Rédigé le 31/08/2026

En février, les partenaires sociaux avaient fini par s'entendre sur un accord, validé au printemps par le Parlement, qui raccourcit la durée d'indemnisation par France Travail des bénéficiaires d'une rupture conventionnelle individuelle.

Le gouvernement avait prévenu depuis longtemps, c'est désormais chose faite. À compter de ce mardi 1er septembre, la durée maximale d'indemnisation par France Travail des bénéficiaires d'une rupture conventionnelle individuelle est raccourcie.

Pour les moins de 55 ans notamment, elle est abaissée à 15 mois contre 18 auparavant.

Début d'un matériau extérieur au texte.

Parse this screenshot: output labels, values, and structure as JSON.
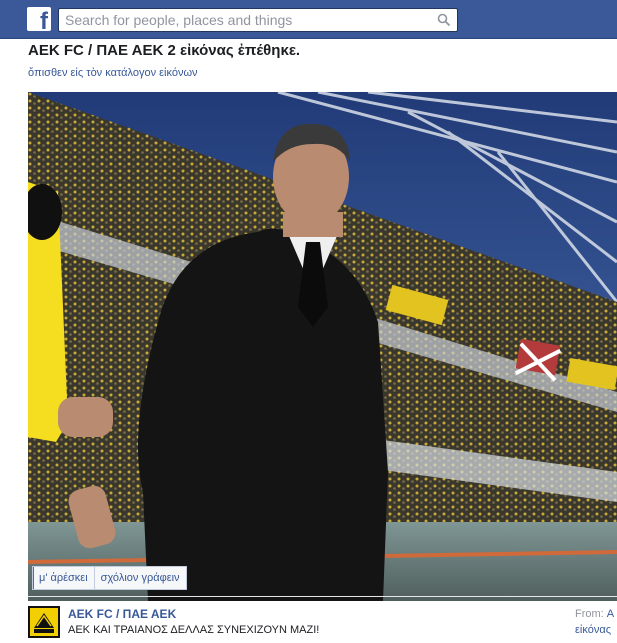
{
  "search": {
    "placeholder": "Search for people, places and things"
  },
  "post": {
    "headline": "ΑΕΚ FC / ΠΑΕ ΑΕΚ 2 εἰκόνας ἐπέθηκε.",
    "back_link": "ὄπισθεν εἰς τὸν κατάλογον εἰκόνων"
  },
  "actions": {
    "like": "μ' ἀρέσκει",
    "comment": "σχόλιον γράφειν"
  },
  "caption": {
    "author": "ΑΕΚ FC / ΠΑΕ ΑΕΚ",
    "text": "ΑΕΚ ΚΑΙ ΤΡΑΙΑΝΟΣ ΔΕΛΛΑΣ ΣΥΝΕΧΙΖΟΥΝ ΜΑΖΙ!"
  },
  "sidebar": {
    "from_label": "From:",
    "from_value": "Α",
    "count_text": "εἰκόνας"
  },
  "colors": {
    "brand": "#3b5998",
    "link": "#385898",
    "club_yellow": "#f2cf00"
  }
}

Pour les plus âgés, non seulement la durée pour percevoir les allocations chômage diminue mais les bornes d'âge sont aussi révisées.

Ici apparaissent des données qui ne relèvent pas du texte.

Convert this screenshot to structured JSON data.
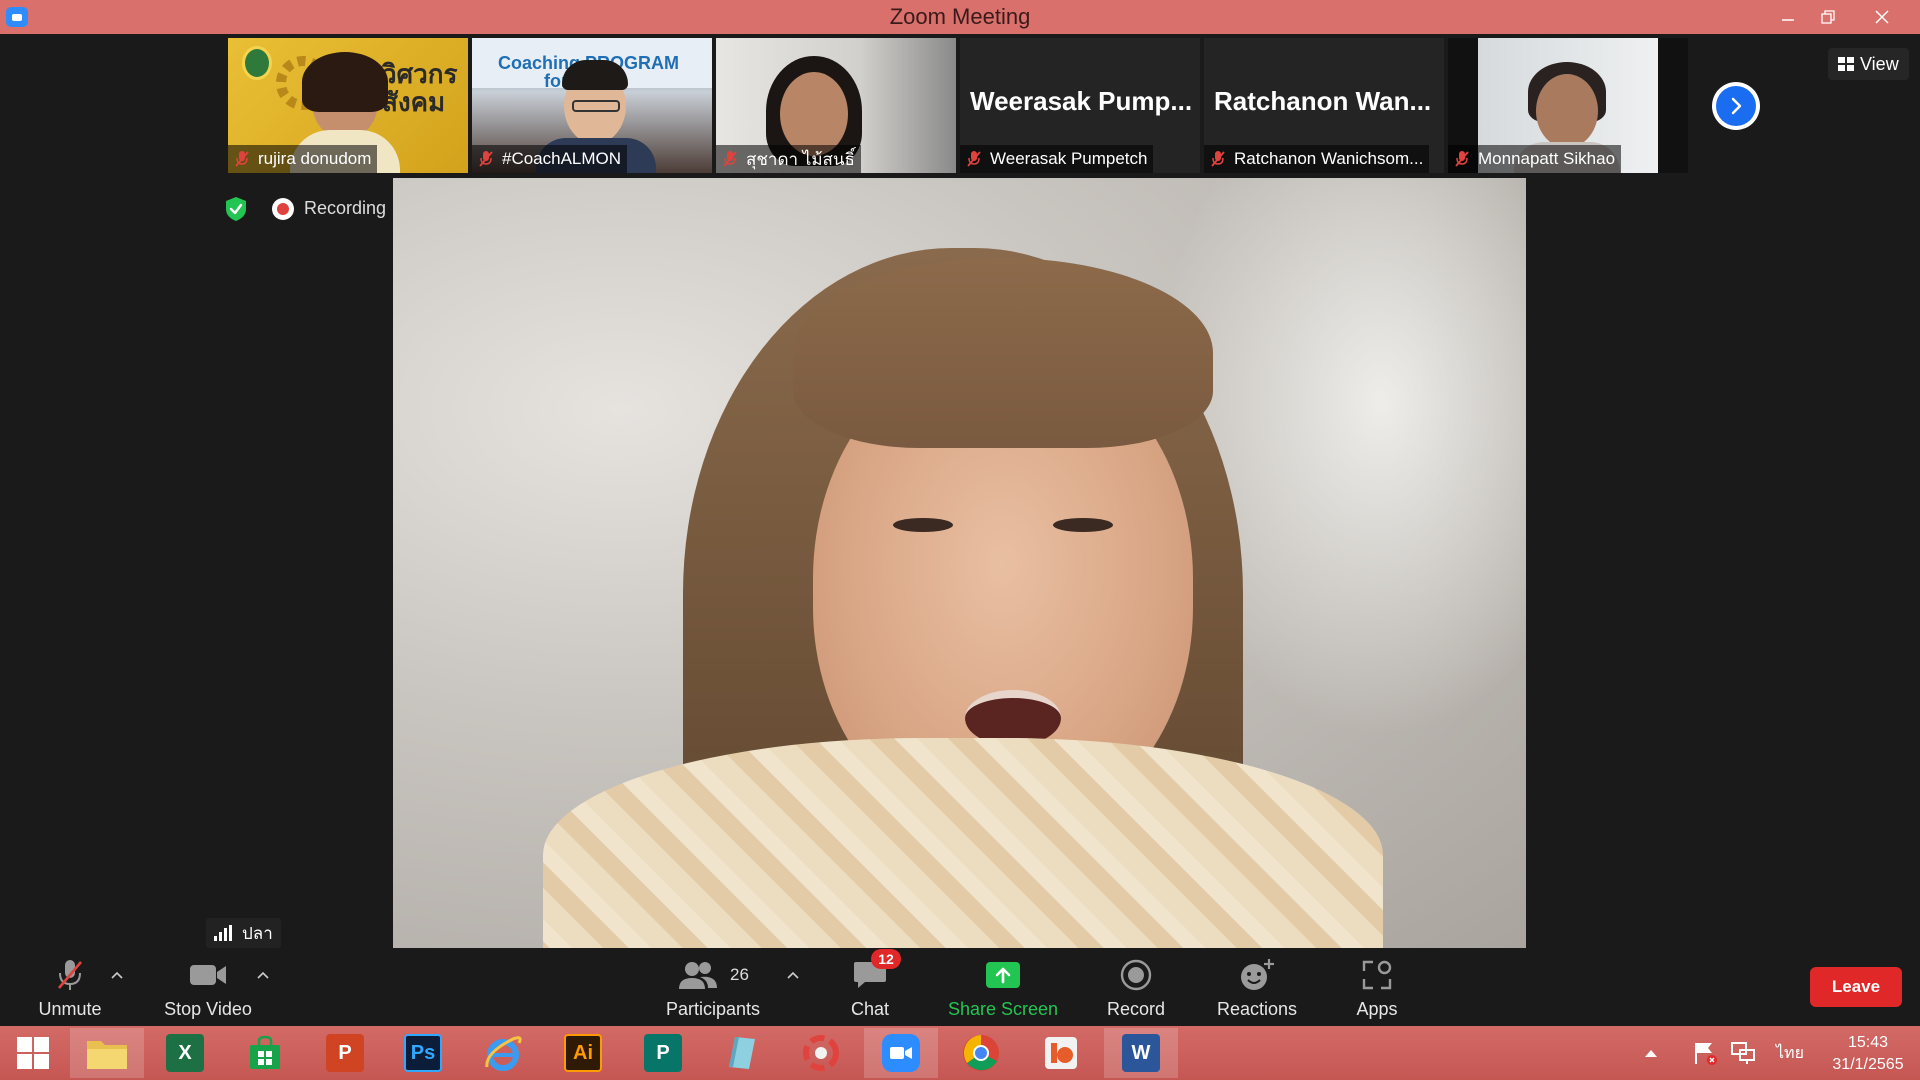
{
  "window": {
    "title": "Zoom Meeting"
  },
  "participants_strip": [
    {
      "name": "rujira donudom",
      "muted": true,
      "type": "video"
    },
    {
      "name": "#CoachALMON",
      "muted": true,
      "type": "video"
    },
    {
      "name": "สุชาดา ไม้สนธิ์",
      "muted": true,
      "type": "video"
    },
    {
      "name": "Weerasak Pumpetch",
      "display_name": "Weerasak Pump...",
      "muted": true,
      "type": "name"
    },
    {
      "name": "Ratchanon Wanichsom...",
      "display_name": "Ratchanon Wan...",
      "muted": true,
      "type": "name"
    },
    {
      "name": "Monnapatt Sikhao",
      "muted": true,
      "type": "video"
    }
  ],
  "tile_texts": {
    "coach_banner": "Coaching PROGRAM",
    "coach_sub": "for",
    "thai_banner_1": "วิศวกร",
    "thai_banner_2": "สังคม"
  },
  "view_button": "View",
  "recording": {
    "label": "Recording"
  },
  "network": {
    "label": "ปลา"
  },
  "toolbar": {
    "unmute": "Unmute",
    "stop_video": "Stop Video",
    "participants": "Participants",
    "participant_count": "26",
    "chat": "Chat",
    "chat_badge": "12",
    "share_screen": "Share Screen",
    "record": "Record",
    "reactions": "Reactions",
    "apps": "Apps",
    "leave": "Leave"
  },
  "taskbar": {
    "language": "ไทย",
    "time": "15:43",
    "date": "31/1/2565",
    "apps": [
      "Start",
      "File Explorer",
      "Excel",
      "Store",
      "PowerPoint",
      "Photoshop",
      "Internet Explorer",
      "Illustrator",
      "Publisher",
      "Notes",
      "PhotoScape",
      "Zoom",
      "Chrome",
      "Office",
      "Word"
    ],
    "app_glyphs": {
      "excel": "X",
      "powerpoint": "P",
      "photoshop": "Ps",
      "illustrator": "Ai",
      "publisher": "P",
      "word": "W"
    }
  },
  "colors": {
    "titlebar": "#d9706c",
    "leave": "#e02828",
    "share_green": "#23c552",
    "badge_red": "#e02828",
    "muted_mic": "#e0433d",
    "next_blue": "#1a6cf0"
  }
}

En effet, les plus de 55 ans ayant négocié un accord de rupture conventionnelle ne seront indemnisés par France Travail que pendant 20,5 mois maximum. Jusqu'ici, cette durée s'élevait à 22,5 mois pour les 55 à 56 ans et 27 mois pour les allocataires d'au moins 57 ans.

Outre-mer, hors Mayotte, les règles diffèrent un peu de la métropole. La durée d'indemnisation chômage est abaissée à 20 mois pour les allocataires de moins de 55 ans au lieu de 24 mois. Elle diminue à 30 mois pour les plus de 55 ans, ce qui était, certes, déjà le cas pour les 55 et 56 ans mais pas pour les 57 ans et plus qui, jusqu'ici, pouvaient toucher les allocations de France Travail pendant 36 mois maximum.

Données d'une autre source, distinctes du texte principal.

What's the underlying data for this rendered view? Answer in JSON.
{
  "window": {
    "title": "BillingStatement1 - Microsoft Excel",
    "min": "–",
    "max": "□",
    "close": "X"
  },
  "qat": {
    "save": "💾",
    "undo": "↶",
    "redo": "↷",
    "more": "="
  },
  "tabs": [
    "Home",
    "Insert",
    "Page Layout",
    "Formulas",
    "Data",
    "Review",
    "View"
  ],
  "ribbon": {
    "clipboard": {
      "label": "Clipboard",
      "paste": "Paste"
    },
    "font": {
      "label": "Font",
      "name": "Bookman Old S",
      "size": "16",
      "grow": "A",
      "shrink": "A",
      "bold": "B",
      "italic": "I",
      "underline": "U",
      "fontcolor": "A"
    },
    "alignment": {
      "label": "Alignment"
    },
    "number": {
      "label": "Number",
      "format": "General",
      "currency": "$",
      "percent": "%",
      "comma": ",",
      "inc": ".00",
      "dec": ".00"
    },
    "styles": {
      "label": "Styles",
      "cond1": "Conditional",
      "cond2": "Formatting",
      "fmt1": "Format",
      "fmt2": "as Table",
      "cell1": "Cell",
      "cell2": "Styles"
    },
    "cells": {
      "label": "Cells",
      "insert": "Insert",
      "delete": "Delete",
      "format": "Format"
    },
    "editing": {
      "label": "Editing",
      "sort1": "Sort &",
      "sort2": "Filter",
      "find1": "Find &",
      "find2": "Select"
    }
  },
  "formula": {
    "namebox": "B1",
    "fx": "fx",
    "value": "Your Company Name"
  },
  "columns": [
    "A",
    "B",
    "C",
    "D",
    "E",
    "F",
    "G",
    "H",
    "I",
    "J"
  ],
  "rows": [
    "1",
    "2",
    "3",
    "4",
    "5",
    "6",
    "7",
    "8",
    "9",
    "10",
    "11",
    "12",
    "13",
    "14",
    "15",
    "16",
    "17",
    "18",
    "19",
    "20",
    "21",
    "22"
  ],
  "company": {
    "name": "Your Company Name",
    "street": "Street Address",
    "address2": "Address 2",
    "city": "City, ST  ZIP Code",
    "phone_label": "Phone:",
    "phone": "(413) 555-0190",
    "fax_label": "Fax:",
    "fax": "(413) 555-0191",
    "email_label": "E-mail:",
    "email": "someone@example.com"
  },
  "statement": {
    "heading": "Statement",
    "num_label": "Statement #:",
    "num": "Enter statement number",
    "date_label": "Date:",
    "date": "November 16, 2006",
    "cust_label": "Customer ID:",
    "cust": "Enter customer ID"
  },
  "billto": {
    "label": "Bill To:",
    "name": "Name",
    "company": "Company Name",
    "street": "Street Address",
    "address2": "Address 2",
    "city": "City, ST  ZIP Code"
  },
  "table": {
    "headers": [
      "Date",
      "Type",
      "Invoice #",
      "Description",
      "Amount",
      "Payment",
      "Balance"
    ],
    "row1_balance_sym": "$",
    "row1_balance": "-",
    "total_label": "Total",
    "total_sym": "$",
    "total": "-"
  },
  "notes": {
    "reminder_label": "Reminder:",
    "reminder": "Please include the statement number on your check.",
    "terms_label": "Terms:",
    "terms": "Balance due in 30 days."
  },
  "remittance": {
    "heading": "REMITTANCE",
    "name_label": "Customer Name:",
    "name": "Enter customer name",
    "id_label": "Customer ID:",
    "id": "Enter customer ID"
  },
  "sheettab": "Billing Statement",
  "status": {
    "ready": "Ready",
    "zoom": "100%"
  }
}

Entre 600 et 800 millions d'euros d'économies par an

Cette réforme est le fruit de négociations tendues entre les partenaires sociaux. Après quelques échanges houleux, ces derniers sont parvenus à un accord en février cette année, puis en mai, le Parlement a donné son feu vert à une loi transposant ce texte.

Selon la Dares, organisme statistique rattaché au ministère du Travail, cet accord doit permettre de générer entre 600 et 800 millions d'euros d'économies par an en régime de croisière d'ici 2029. C'est donc mieux que les 400 millions d'euros d'économies demandées par le Premier ministre Sébastien Lecornu, lorsqu'il a missionné les syndicats et les organisations patronales de réviser les règles du jeu des ruptures conventionnelles.